The deepwater geologic environment is not simply that of a typical onshore geologic environment placed underwater. In an onshore well, the vertical stress which is placed on a formation is simply due to the pull of gravity on the overlying formations, whereas in a deepwater well a significant part of this “overburden stress” is contributed by the pressure of the water column above the sea floor. In the deepwater environment, the vertical stress is almost always the stress with the highest magnitude. In areas where there has been mountain building, strike slip faults or thrust faults, the largest stress is typically closer to horizontal in orientation rather than vertical.
The sediments which accumulate on the seafloor in deep water have properties different from what is observed in other environments. With the support of the seawater, the ocean-derived and terrigenous (often clay-rich) materials at the seabed can have very high porosities (up to 80 percent) and correspondingly low densities. This obviously has an effect on the vertical stress which is generally not present in other environments.

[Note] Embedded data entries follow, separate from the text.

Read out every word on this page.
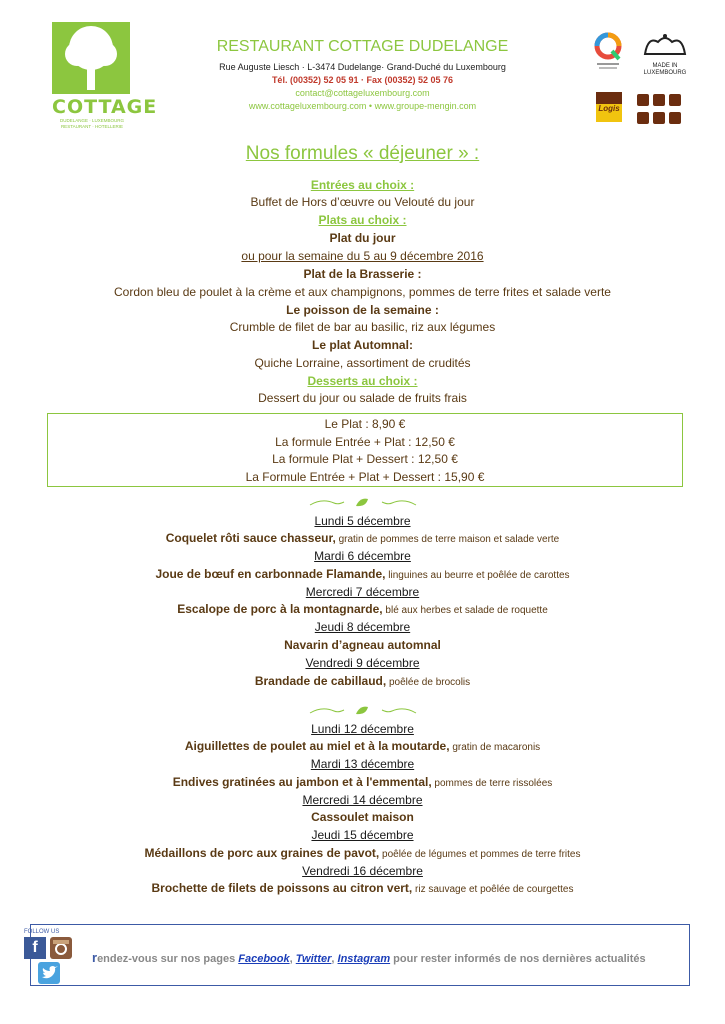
COTTAGE
DUDELANGE · LUXEMBOURG RESTAURANT · HOTELLERIE
RESTAURANT COTTAGE DUDELANGE
Rue Auguste Liesch · L-3474 Dudelange· Grand-Duché du Luxembourg
Tél. (00352) 52 05 91 · Fax (00352) 52 05 76
contact@cottageluxembourg.com
www.cottageluxembourg.com • www.groupe-mengin.com
MADE IN
LUXEMBOURG
Logis
Nos formules « déjeuner » :
Entrées au choix :
Buffet de Hors d’œuvre ou Velouté du jour
Plats au choix :
Plat du jour
ou pour la semaine du 5 au 9 décembre 2016
Plat de la Brasserie :
Cordon bleu de poulet à la crème et aux champignons, pommes de terre frites et salade verte
Le poisson de la semaine :
Crumble de filet de bar au basilic, riz aux légumes
Le plat Automnal:
Quiche Lorraine, assortiment de crudités
Desserts au choix :
Dessert du jour ou salade de fruits frais
Le Plat : 8,90 €
La formule Entrée + Plat : 12,50 €
La formule Plat + Dessert : 12,50 €
La Formule Entrée + Plat + Dessert : 15,90 €
Lundi 5 décembre
Coquelet rôti sauce chasseur, gratin de pommes de terre maison et salade verte
Mardi 6 décembre
Joue de bœuf en carbonnade Flamande, linguines au beurre et poêlée de carottes
Mercredi 7 décembre
Escalope de porc à la montagnarde, blé aux herbes et salade de roquette
Jeudi 8 décembre
Navarin d’agneau automnal
Vendredi 9 décembre
Brandade de cabillaud, poêlée de brocolis
Lundi 12 décembre
Aiguillettes de poulet au miel et à la moutarde, gratin de macaronis
Mardi 13 décembre
Endives gratinées au jambon et à l'emmental, pommes de terre rissolées
Mercredi 14 décembre
Cassoulet maison
Jeudi 15 décembre
Médaillons de porc aux graines de pavot, poêlée de légumes et pommes de terre frites
Vendredi 16 décembre
Brochette de filets de poissons au citron vert, riz sauvage et poêlée de courgettes
FOLLOW US
f
rendez-vous sur nos pages Facebook, Twitter, Instagram pour rester informés de nos dernières actualités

In the deepwater environment, accumulations of sediments which have “fallen” from shallower water environments can create deeper accumulations called turbidites. Coarser-grained turbidites can become reservoirs after burial and subsequent migration of hydrocarbons into them.
Drilling In Deep Water Poses Additional Challenges
These challenges are due to the relationship between the overburden stress, the pore pressure and the fracture pressure. Typically, the fracture pressure (the mud pressure which will create fractures into which mud will be lost) is higher than the pore pressure and lower than the overburden stress. Near the seabed, the pore pressure and overburden stress are nearly equal because the bulk of the overlying material is just sea water. Consequently, the pressure created by pumping drilling mud often exceeds the fracture pressure. For this reason, a cheap, low density drilling fluid—sea water—is used for drilling the first one or two hole sections. Drilling without a riser to return the drilling fluid and cuttings to the surface is also a practical option for these near-seabed sediments in order to keep the borehole pressure in the “safe mud weight window” between the pore pressure and fracture pressure.
The stresses and rock mechanical properties that are ascertained from the pre-drill and drilling phases can then be applied to the design of completions and productions practices later in the life of the well.
In deepwater, geomechanics is invaluable. Because of the logistics associated with deepwater drilling locations, it is of vital economic importance to get it right the first time. If there’s a problem, driving a workover rig to the location is not an option.